With the release of Apple’s ARKit a little while ago, I thought it would be an interesting chance to compare how Apple’s new tech stands up to the likes of other augmented reality solutions out there. Most popular solutions are oriented around target recognition where ARKit is more about spatial-awareness, but never-the-less there are comparisons that can be drawn with regards to overall stability and extended (offscreen) tracking. Having worked with Vuforia professionally for some time now, as well as dabbling with ARToolKit and Kudan, it was very interesting to note the differences.
The short of it is that ARKit is fantastic – it is remarkably stable in comparison to the jitter encountered using Vuforia, and coupling this with its planar-surface detection and ambient lighting analysis, it adds up to a package that makes it extremely easy to get into AR development and eases the process of making augmentations look “grounded” in the real world (which is a common problem).
It doesn’t however come without its drawbacks. I find that the constant plane-detection and adjustment that happens in the background can be problematic as ends up moving your placed items around the scene. This is generally a problem when first starting up as the app is still mapping the environment, and there may be ways to avoid this, but I have not yet had the chance to investigate. The other stand-out concern is to do with the ARKit Unity plugin: units from the scene are mapped 1:1 with metres in the real world. This is fine for larger scenes and objects, but as soon as you scale down items in the Unity scene (for example, a city on a table) the coordinates become stupendously small and hard to manage, physics can breakdown at such a small scale, and particle effects at this scale can become problematic.
A Small Project
As a technical experiment I created a small scene being made up of a system of planets and moons, and added some space-ship traffic for good measure. I even added a small city-scape on the planet that spawned the ships, set the moons up to orbit their parent bodies, and added a “floating” effect to the planets to make them look less static. The models were made using Unity primitives and still use default shaders but it was enough to illustrate the point of the experiment.

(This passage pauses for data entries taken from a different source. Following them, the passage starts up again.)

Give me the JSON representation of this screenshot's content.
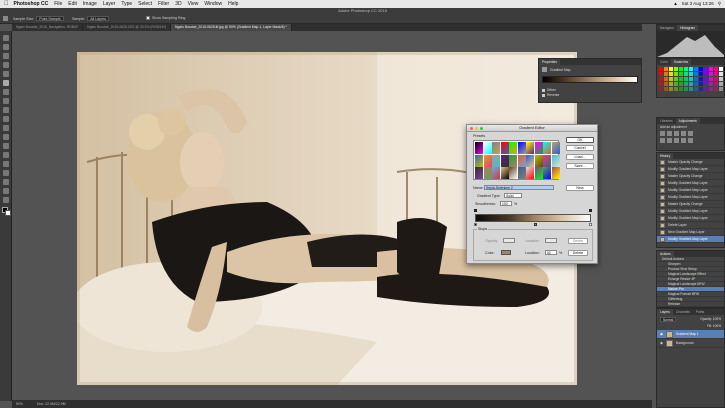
{
  "menubar": {
    "app_name": "Photoshop CC",
    "items": [
      "File",
      "Edit",
      "Image",
      "Layer",
      "Type",
      "Select",
      "Filter",
      "3D",
      "View",
      "Window",
      "Help"
    ],
    "clock": "Sat 3 Aug 13:26"
  },
  "window_title": "Adobe Photoshop CC 2015",
  "options": {
    "sample_size_label": "Sample Size:",
    "sample_size_value": "Point Sample",
    "sample_label": "Sample:",
    "sample_value": "All Layers",
    "show_ring_label": "Show Sampling Ring"
  },
  "tabs": [
    {
      "label": "Ngaio Boudoir_2015_Navigation, RGB/8*",
      "active": false
    },
    {
      "label": "Ngaio Boudoir_2015-0628.CR2 @ 33.3% (RGB/16*)",
      "active": false
    },
    {
      "label": "Ngaio Boudoir_2015-0628.tif.jpg @ 50% (Gradient Map 1, Layer Mask/8) *",
      "active": true
    }
  ],
  "status": {
    "zoom": "50%",
    "doc": "Doc: 22.9M/22.9M"
  },
  "properties": {
    "title": "Properties",
    "subtitle": "Gradient Map",
    "dither": "Dither",
    "reverse": "Reverse"
  },
  "navigator": {
    "tabs": [
      "Navigator",
      "Histogram"
    ]
  },
  "color_panel": {
    "tabs": [
      "Color",
      "Swatches"
    ]
  },
  "adjustments": {
    "tabs": [
      "Libraries",
      "Adjustments"
    ],
    "add_label": "Add an adjustment"
  },
  "history": {
    "title": "History",
    "items": [
      "Master Opacity Change",
      "Modify Gradient Map Layer",
      "Master Opacity Change",
      "Modify Gradient Map Layer",
      "Modify Gradient Map Layer",
      "Modify Gradient Map Layer",
      "Master Opacity Change",
      "Modify Gradient Map Layer",
      "Modify Gradient Map Layer",
      "Delete Layer",
      "New Gradient Map Layer",
      "Modify Gradient Map Layer"
    ],
    "selected_index": 11
  },
  "actions": {
    "title": "Actions",
    "items": [
      "Default Actions",
      "Sharpen",
      "Product Shot Setup",
      "Magical Landscape Effect",
      "Enlarge Resize 4P",
      "Magical Landscape BFW",
      "Nature Pro",
      "Magical Portrait BFW",
      "Glitterbug",
      "Release"
    ],
    "selected_index": 6
  },
  "layers": {
    "tabs": [
      "Layers",
      "Channels",
      "Paths"
    ],
    "mode": "Normal",
    "opacity_label": "Opacity:",
    "opacity": "100%",
    "fill_label": "Fill:",
    "fill": "100%",
    "items": [
      {
        "name": "Gradient Map 1",
        "selected": true
      },
      {
        "name": "Background",
        "selected": false
      }
    ]
  },
  "gradient_editor": {
    "title": "Gradient Editor",
    "presets_label": "Presets",
    "ok": "OK",
    "cancel": "Cancel",
    "load": "Load...",
    "save": "Save...",
    "name_label": "Name:",
    "name_value": "Sepia-Selenium 2",
    "new": "New",
    "type_label": "Gradient Type:",
    "type_value": "Solid",
    "smooth_label": "Smoothness:",
    "smooth_value": "100",
    "smooth_unit": "%",
    "stops_label": "Stops",
    "opacity_label": "Opacity:",
    "opacity_value": "",
    "location_label": "Location:",
    "location_top": "",
    "delete": "Delete",
    "color_label": "Color:",
    "location_bottom": "52",
    "percent": "%",
    "stop_color": "#a38762"
  },
  "preset_colors": [
    "#000000",
    "#ffffff",
    "#808080",
    "#ff0000",
    "#00ff00",
    "#0000ff",
    "#ffff00",
    "#ff00ff",
    "#00ffff",
    "#c8a060",
    "#4060c0",
    "#e0a020",
    "#a0a0a0",
    "#602080",
    "#20a040",
    "#e06020",
    "#2060e0",
    "#c0c000",
    "#e04080",
    "#40c0c0",
    "#303030",
    "#b08060",
    "#80a0e0",
    "#f0c080",
    "#604020",
    "#406080",
    "#e0e0e0",
    "#8040a0",
    "#60a060",
    "#c04040"
  ]
}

Relying on ARKits behaviour of detecting and creating planar surfaces, I added a tap-to-place feature that simply ray-casts from the camera and collects any intersection with planes, placing the planetary system at the point of intersection. There is also a slider on the left-hand side of the screen that scales the scene objects at runtime.
As with many AR solutions the scene camera is governed by the plugin and in this case is meant to mimic the movement of the device, adjusting according to the devices position and orientation in order to view the scene correctly and be able to move around naturally. This is in contrast to target-based solutions where the recognition of an image target determines the position/orientation of the camera in the scene (or the reverse, where the camera is fixed at world centre and objects in the scene move around it correspondingly). Because the position is determined entirely based on the target, these solutions suffer from “popping” (excessive positional/rotational changes) when the target is not clearly visible or lost.
Vuforia’s extended tracking is an iffy (by comparison) attempt at keeping track of targets when they are offscreen. Although sometimes successful, often the targets will be lost or will shift position/rotation when not visible.
Kudan’s SLAM feature (which also relies on spatial awareness and not target recognition) does a better job in keeping track the devices movements, but still cannot hold a stick up to ARKits ability to keep track of positions when points of interest are offscreen. This is thanks to Apple’s extremely intelligent combination of camera image and sensor analysis that accurately predicts the device’s movements in real time (called Visual Inertial Odometry, or in layman’s terms: black magic).
I am thoroughly impressed by what Apple has achieve here. It may be a bold statement, but in the right circumstances (correct lighting, enough points of interest for the camera to track, and an already-mapped room) I feel like ARKit comes close to Microsoft Hololens in terms of stability. Of course it can’t quite keep up with the likes of Hololens – moving away from an area and returning will inevitably cause drift of objects in the area – this is just due to the fact that it is not creating a true model of the environment and using that as reference (as Hololens does). However, in a small space even brash, fast movements are accurately tracked with nearly no lag or jitter. It is worth noting that ARKit can struggle in open spaces and performs best in small, indoor areas where there are more feature points to track.
Of course Google’s ARCore has subsequently joined the party, and it would be extremely interesting to compare apples and oranges in the future. Unfortunately only Google Pixel devices and the Samsung S8 are currently supported, so for the time being I won’t be testing the competition.